Perhaps the theories are self-defeating
Economics tells us that if you do exactly what everyone else does—sell the same product to the same customers, manufacture using the same processes and suppliers—direct competition will drive your profits to zero. This concept is foundational to business strategy, from George Soros’s theory of “reflexivity”—where market participants’ beliefs change the market itself, eroding the advantages they seek—to Peter Thiel’s Schumpeterian assertion that “competition is for losers.” Michael Porter codified this in his landmark Competitive Strategy, framing the necessity of finding unoccupied market positions. Kim Chan Kim and Renée Mauborgne pushed the idea further in Blue Ocean Strategy, arguing firms should create entirely uncontested market space rather than battle within existing ones.
Yet if everyone builds their company using the same methodology, they inevitably compete head-on. If every founder interviews customers, they’ll converge on identical answers. If every team launches MVPs and iterates, they’ll all iterate toward the same final product. Success in competitive markets must be relative—meaning effective practices must differ from what everyone else is doing.
Reductio ad absurdum makes this clear: if a flowchart existed guaranteeing startup success, people would mass-produce successful startups around the clock. That would be a perpetual money machine. But in competitive environments, such a flood of new entrants would cause most to fail. The faulty premise must be: such a flowchart could exist.

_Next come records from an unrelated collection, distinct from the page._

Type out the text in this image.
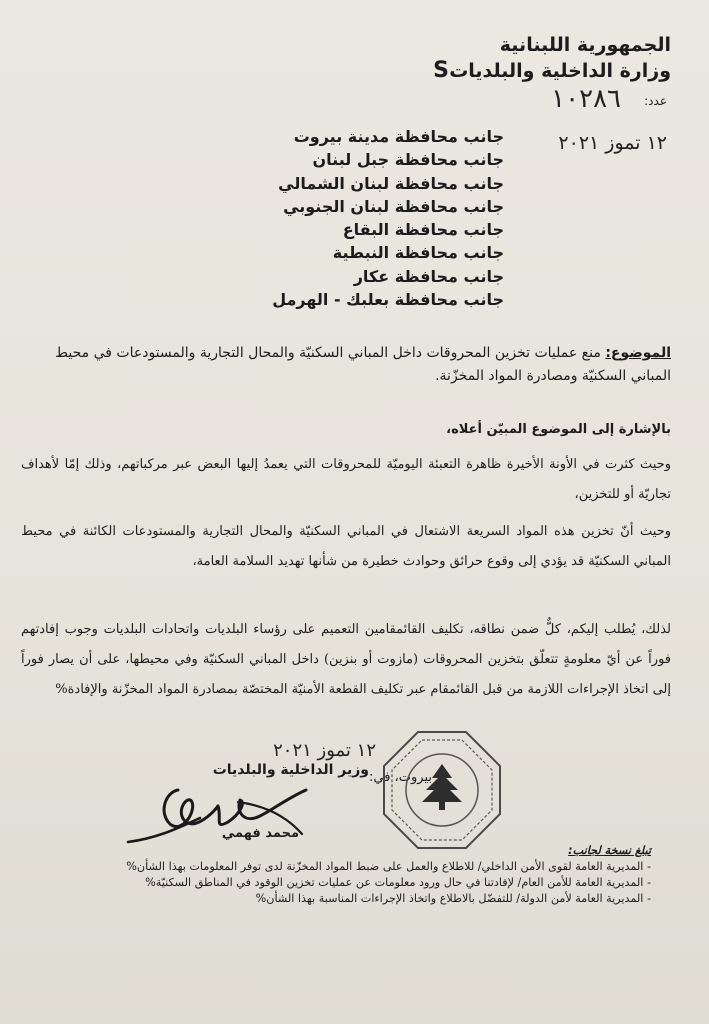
الجمهورية اللبنانية
وزارة الداخلية والبلدياتS
عدد:
١٠٢٨٦
١٢ تموز ٢٠٢١
جانب محافظة مدينة بيروت
جانب محافظة جبل لبنان
جانب محافظة لبنان الشمالي
جانب محافظة لبنان الجنوبي
جانب محافظة البقاع
جانب محافظة النبطية
جانب محافظة عكار
جانب محافظة بعلبك - الهرمل
الموضوع: منع عمليات تخزين المحروقات داخل المباني السكنيّة والمحال التجارية والمستودعات في محيط المباني السكنيّة ومصادرة المواد المخزّنة.
بالإشارة إلى الموضوع المبيّن أعلاه،
وحيث كثرت في الأونة الأخيرة ظاهرة التعبئة اليوميّة للمحروقات التي يعمدُ إليها البعض عبر مركباتهم، وذلك إمّا لأهداف تجاريّة أو للتخزين،
وحيث أنّ تخزين هذه المواد السريعة الاشتعال في المباني السكنيّة والمحال التجارية والمستودعات الكائنة في محيط المباني السكنيّة قد يؤدي إلى وقوع حرائق وحوادث خطيرة من شأنها تهديد السلامة العامة،
لذلك، يُطلب إليكم، كلٌّ ضمن نطاقه، تكليف القائمقامين التعميم على رؤساء البلديات واتحادات البلديات وجوب إفادتهم فوراً عن أيّ معلومةٍ تتعلّق بتخزين المحروقات (مازوت أو بنزين) داخل المباني السكنيّة وفي محيطها، على أن يصار فوراً إلى اتخاذ الإجراءات اللازمة من قبل القائمقام عبر تكليف القطعة الأمنيّة المختصّة بمصادرة المواد المخزّنة والإفادة%
١٢ تموز ٢٠٢١
بيروت، في:
وزير الداخلية والبلديات
محمد فهمي
تبلغ نسخة لجانب:
- المديرية العامة لقوى الأمن الداخلي/ للاطلاع والعمل على ضبط المواد المخزّنة لدى توفر المعلومات بهذا الشأن%
- المديرية العامة للأمن العام/ لإفادتنا في حال ورود معلومات عن عمليات تخزين الوقود في المناطق السكنيّة%
- المديرية العامة لأمن الدولة/ للتفضّل بالاطلاع واتخاذ الإجراءات المناسبة بهذا الشأن%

Evolutionary theory offers a precise analogy. In 1973, evolutionary biologist Leigh Van Valen proposed what he called the Red Queen Hypothesis: in any ecosystem, when one species evolves an advantage at another’s expense, the disadvantaged species evolves countermeasures to offset that gain. The name comes from Lewis Carroll’s Through the Looking-Glass, where the Red Queen tells Alice: “It takes all the running you can do, to keep in the same place.” Species must constantly innovate with diverse strategies to survive competitors’ innovations.
Likewise, when new startup methodologies are rapidly adopted by everyone, no one gains relative advantage—and success rates remain flat. To win, startups must develop novel, differentiated strategies and erect sustainable barriers to imitation before competitors catch up. This often means winning strategies are either developed internally (not found in publicly available publications anyone can read), or so idiosyncratic that no one thinks to copy them.